Another memorable experience was the chance to sample the famous Posho – the Ugandan staple which split the team down the middle. Personally I was on the side of the divide that enjoyed the Maize flour based delicacy. Perhaps more impressive though was the amount the students piled onto their plates. If they had buckets – and some did – they would have filled them and eaten the lot. 

We also spent time in the village surrounding the school and witnessed first hand the poverty of the area and yet what struck me is how grateful the villagers are for what little they have and for what we were able to give to them. Things such as underwear, toothbrushes and toothpaste which we take for granted. We could all learn a thing or two from that. 

However the experiences I enjoyed more than most required not a guitar, lesson plan, sports trainers or any of the many bags of supplies we took out with us.
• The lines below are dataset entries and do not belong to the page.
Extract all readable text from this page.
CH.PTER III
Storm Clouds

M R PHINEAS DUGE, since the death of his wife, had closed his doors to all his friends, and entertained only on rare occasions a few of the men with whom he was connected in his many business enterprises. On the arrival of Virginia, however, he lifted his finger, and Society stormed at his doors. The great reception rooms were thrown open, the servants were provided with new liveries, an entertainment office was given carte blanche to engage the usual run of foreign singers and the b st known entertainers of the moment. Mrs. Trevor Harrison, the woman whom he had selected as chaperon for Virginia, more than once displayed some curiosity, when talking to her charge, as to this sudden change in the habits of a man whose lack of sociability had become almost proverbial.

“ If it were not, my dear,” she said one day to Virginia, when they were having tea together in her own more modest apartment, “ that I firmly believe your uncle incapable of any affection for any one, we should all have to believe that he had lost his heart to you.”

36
Some of the most rewarding moments of the trip came from spending time with the students in conversation. I enjoyed chats ranging from careers advice to Manchester United. My own testimony was a starting point for some great conversations and not just with students but some of the teachers as well. The students were keen to chat with us, not a set of headphones in sight.

The trappings of our wealthy and materialistic Western society may feel satisfying but it doesn't compare to discussing life with smiling students over a bowl of Posho or kicking a football across a barren football field with bare-footed African village children. That is the 'real world', if you ever get the opportunity to experience it then grab it with both hands! 

The trappings of our wealthy and materialistic Western society may feel satisfying but it doesn't compare to discussing life with smiling students over a bowl of Posho or kicking a football across a barren football field with bare-footed African village children. That is the 'real world', if you ever get the opportunity to experience it then grab it with both hands!"